Decentralized Application Security

University dissertation from Chalmers University of Technology

Abstract: On the internet today, everything is centralized. For most people, a single commercial entity owns the power to disclose all their personal emails. Most commonly your emails are only disclosed to you and your correspondent, but the power to choose who sees these emails is in fact not yours. Almost nothing that the internet is used for gives the originator the power to retract it, or to enforce intact delivery. When you use a social media platform, you are given the intuition that you choose which friends who can see any posts and photos that you publish. In reality the provider of the social media platform may share this data to anyone they like. It may choose to remove this data, to remove treasured family photos, or to not deliver a personal message to your friends. Of course, this would for most businesses not be a profitable mode of operation, no entrepreneur or business developer strive for this. However, governing authorities can exert force over the company to do this without economical motives, during political instabilities for instance. This thesis is about giving end-users control over their own personal data, while maintaining all the rich internet services that users normally enjoy on a day-to-day basis.

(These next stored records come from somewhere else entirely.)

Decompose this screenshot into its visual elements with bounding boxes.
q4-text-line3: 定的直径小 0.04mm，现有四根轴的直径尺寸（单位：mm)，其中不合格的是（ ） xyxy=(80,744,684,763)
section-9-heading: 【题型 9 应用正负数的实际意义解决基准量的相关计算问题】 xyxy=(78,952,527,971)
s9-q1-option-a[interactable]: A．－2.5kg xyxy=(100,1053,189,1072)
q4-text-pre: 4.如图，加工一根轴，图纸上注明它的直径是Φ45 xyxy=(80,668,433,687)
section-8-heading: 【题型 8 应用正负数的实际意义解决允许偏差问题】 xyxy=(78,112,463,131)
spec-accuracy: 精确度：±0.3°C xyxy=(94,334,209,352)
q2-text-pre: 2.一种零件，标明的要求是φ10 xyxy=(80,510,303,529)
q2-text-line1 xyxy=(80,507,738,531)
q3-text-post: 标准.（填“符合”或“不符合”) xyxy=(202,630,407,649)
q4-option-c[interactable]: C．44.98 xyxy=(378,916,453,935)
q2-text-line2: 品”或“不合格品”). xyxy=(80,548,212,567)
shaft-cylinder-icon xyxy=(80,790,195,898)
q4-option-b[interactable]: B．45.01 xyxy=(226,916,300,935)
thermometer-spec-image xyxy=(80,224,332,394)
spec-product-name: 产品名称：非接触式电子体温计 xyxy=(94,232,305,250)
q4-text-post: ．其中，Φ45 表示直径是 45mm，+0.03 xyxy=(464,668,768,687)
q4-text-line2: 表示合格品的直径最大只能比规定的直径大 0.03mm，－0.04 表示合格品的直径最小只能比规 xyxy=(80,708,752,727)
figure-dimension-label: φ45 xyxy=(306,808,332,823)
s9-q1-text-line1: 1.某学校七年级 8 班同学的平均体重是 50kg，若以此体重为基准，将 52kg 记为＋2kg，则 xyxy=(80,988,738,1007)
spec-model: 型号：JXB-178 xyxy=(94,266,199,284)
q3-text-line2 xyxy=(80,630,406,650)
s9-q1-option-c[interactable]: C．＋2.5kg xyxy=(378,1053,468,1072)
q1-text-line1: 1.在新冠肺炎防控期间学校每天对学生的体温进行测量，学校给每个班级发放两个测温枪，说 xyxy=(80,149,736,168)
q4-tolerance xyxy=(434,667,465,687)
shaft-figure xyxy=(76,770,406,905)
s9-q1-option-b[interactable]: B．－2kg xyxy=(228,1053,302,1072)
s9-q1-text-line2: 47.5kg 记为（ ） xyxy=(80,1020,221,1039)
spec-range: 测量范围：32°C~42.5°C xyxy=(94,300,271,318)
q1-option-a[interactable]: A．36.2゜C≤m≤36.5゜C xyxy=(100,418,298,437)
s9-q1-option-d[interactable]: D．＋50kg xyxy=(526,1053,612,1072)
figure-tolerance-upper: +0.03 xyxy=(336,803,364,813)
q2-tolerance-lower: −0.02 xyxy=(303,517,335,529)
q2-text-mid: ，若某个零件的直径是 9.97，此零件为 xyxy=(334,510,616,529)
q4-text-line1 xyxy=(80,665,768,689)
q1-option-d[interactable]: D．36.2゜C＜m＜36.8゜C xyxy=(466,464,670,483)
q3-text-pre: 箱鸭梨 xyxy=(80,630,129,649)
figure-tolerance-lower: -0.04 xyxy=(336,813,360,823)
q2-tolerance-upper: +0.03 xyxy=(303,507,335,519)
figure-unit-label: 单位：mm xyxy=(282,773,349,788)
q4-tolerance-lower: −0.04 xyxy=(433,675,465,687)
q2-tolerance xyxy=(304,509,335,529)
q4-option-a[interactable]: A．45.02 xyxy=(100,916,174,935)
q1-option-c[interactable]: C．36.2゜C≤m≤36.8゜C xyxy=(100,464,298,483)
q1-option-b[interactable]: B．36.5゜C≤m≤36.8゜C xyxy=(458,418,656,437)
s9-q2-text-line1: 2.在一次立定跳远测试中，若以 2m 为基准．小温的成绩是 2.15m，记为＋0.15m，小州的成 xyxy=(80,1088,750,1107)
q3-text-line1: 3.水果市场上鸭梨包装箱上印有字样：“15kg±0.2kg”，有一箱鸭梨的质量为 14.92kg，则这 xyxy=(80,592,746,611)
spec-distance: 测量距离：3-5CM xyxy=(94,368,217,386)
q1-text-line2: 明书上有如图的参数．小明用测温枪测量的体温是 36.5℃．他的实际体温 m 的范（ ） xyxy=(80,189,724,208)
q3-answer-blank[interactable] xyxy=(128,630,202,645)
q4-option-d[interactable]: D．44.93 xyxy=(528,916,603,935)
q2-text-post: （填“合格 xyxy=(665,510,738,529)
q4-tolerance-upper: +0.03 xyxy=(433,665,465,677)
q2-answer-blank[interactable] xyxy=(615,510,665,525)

Using traditional cryptographic techniques information can be made unreadable for everyone except the intended parties. Another type of cryptographic techniques, called homomorphic encryption, can make information usable while still being unreadable, enabling constructions that serve the same purpose but which does not suffer from potential intrusion on personal data. In this thesis, we will explore how to use both traditional and homomorphic encryption techniques for privacy of location-data and to efficiently a protect web session.